RationAI · Jurgee · Jan 17, 2026 · Jan 17, 2026 · Feb 8, 2026 · Feb 8, 2026
diff --git a/docker/Dockerfile.cpu b/docker/Dockerfile.cpu
@@ -51,4 +51,5 @@ RUN sudo apt-get update && sudo apt-get -y upgrade && \
 # Cleanup
 RUN sudo apt-get remove -y --purge systemd systemd-sysv && sudo apt-get autoremove --purge -y && sudo apt-get clean && sudo rm -rf /var/lib/apt/lists/* 
 
-RUN pip install --no-cache-dir onnxruntime lz4 ratiopath "mlflow<3.0"
+RUN pip install --no-cache-dir \
+    onnxruntime lz4 ratiopath "mlflow<3.0"
diff --git a/docker/Dockerfile.gpu b/docker/Dockerfile.gpu
@@ -53,4 +53,14 @@ RUN sudo sh -c 'echo "/usr/local/lib" > /etc/ld.so.conf.d/custom-libs.conf' && \
     sudo sh -c 'echo "/home/ray/anaconda3/lib/python3.12/site-packages/nvidia/cudnn/lib" > /etc/ld.so.conf.d/nvidia-libs.conf' && \
     sudo ldconfig
 
-RUN pip install --no-cache-dir onnxruntime-gpu tensorrt lz4 ratiopath "mlflow<3.0"
+RUN pip install --no-cache-dir \
+    --extra-index-url https://pypi.nvidia.com \
+    onnxruntime-gpu tensorrt-cu12==10.3.0 lz4 ratiopath "mlflow<3.0"
+
+RUN pip install --no-cache-dir \
+    torch==2.4.0+cu121 torchvision==0.19.0+cu121 \
+    --index-url https://download.pytorch.org/whl/cu121
+
+RUN pip install --no-cache-dir \
+    "timm>=1.0.0" \
+    "huggingface-hub>=0.23.0"
diff --git a/misc/virchow2_downloader/download_virchow2.py b/misc/virchow2_downloader/download_virchow2.py
@@ -0,0 +1,48 @@
+import os
+
+from huggingface_hub import login, snapshot_download
+
+
+HF_TOKEN = os.environ.get("HF_TOKEN")
+CACHE_DIR = "/mnt/huggingface_cache"
+MODEL_ID = "paige-ai/Virchow2"
+
+os.environ["HF_HOME"] = CACHE_DIR
+os.makedirs(CACHE_DIR, exist_ok=True)
+
+print(f"Starting download for {MODEL_ID} to {CACHE_DIR}")
+
+if HF_TOKEN:
+    print("Logging in to Hugging Face...")
+    login(token=HF_TOKEN)
+else:
+    print("No HF_TOKEN provided!
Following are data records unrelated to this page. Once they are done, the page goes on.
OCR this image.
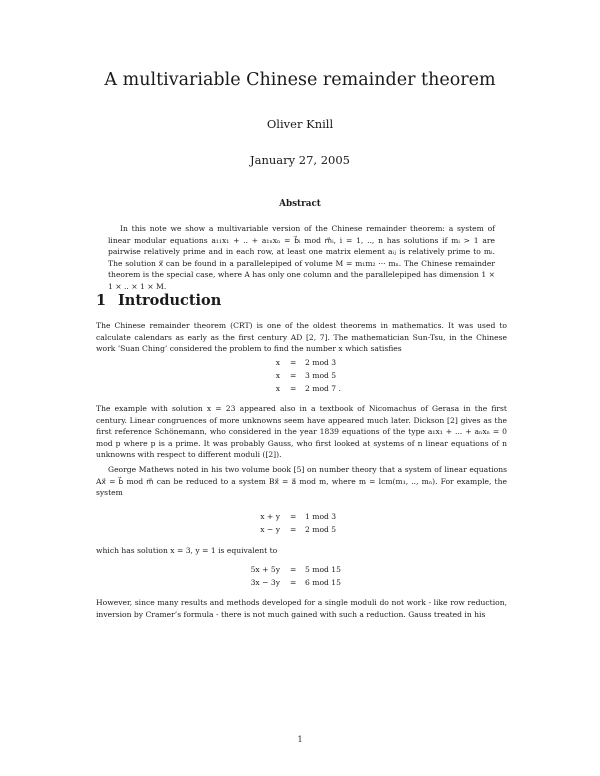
A multivariable Chinese remainder theorem
Oliver Knill
January 27, 2005
Abstract

In this note we show a multivariable version of the Chinese remainder theorem: a system of linear modular equations a₁₁x₁ + .. + a₁ₙxₙ = b⃗ᵢ mod m⃗ᵢ, i = 1, .., n has solutions if mᵢ > 1 are pairwise relatively prime and in each row, at least one matrix element aᵢⱼ is relatively prime to mᵢ. The solution x⃗ can be found in a parallelepiped of volume M = m₁m₂ ··· mₙ. The Chinese remainder theorem is the special case, where A has only one column and the parallelepiped has dimension 1 × 1 × .. × 1 × M.

1 Introduction

The Chinese remainder theorem (CRT) is one of the oldest theorems in mathematics. It was used to calculate calendars as early as the first century AD [2, 7]. The mathematician Sun-Tsu, in the Chinese work ’Suan Ching’ considered the problem to find the number x which satisfies

x = 2 mod 3
x = 3 mod 5
x = 2 mod 7 .

The example with solution x = 23 appeared also in a textbook of Nicomachus of Gerasa in the first century. Linear congruences of more unknowns seem have appeared much later. Dickson [2] gives as the first reference Schönemann, who considered in the year 1839 equations of the type a₁x₁ + ... + aₙxₙ = 0 mod p where p is a prime. It was probably Gauss, who first looked at systems of n linear equations of n unknowns with respect to different moduli ([2]).

George Mathews noted in his two volume book [5] on number theory that a system of linear equations Ax⃗ = b⃗ mod m⃗ can be reduced to a system Bx⃗ = a⃗ mod m, where m = lcm(m₁, .., mₙ). For example, the system

x + y = 1 mod 3
x − y = 2 mod 5

which has solution x = 3, y = 1 is equivalent to

5x + 5y = 5 mod 15
3x − 3y = 6 mod 15

However, since many results and methods developed for a single moduli do not work - like row reduction, inversion by Cramer’s formula - there is not much gained with such a reduction. Gauss treated in his

1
Download might fail for gated models.")
+
+print("Downloading model snapshot...")
+try:
+    path = snapshot_download(
+        repo_id=MODEL_ID,
+        resume_download=True,
+        local_files_only=False,
+    )
+    print(f"Model downloaded to: {path}")
+
+    print("Verifying model files exist...")
+    import timm
+
+    try:
+        model = timm.create_model(
+            f"hf-hub:{MODEL_ID}",
+            pretrained=True,
+            num_classes=0,
+        )
+        print(f"Model successfully loaded! Type: {type(model).__name__}")
+        del model  # Free memory
+    except Exception as e:
+        print(f"Verification warning: {e}")
+
+except Exception as e:
+    print(f"Download failed: {e}")
+    exit(1)
+
+print("DONE. Model is cached and ready for offline use.")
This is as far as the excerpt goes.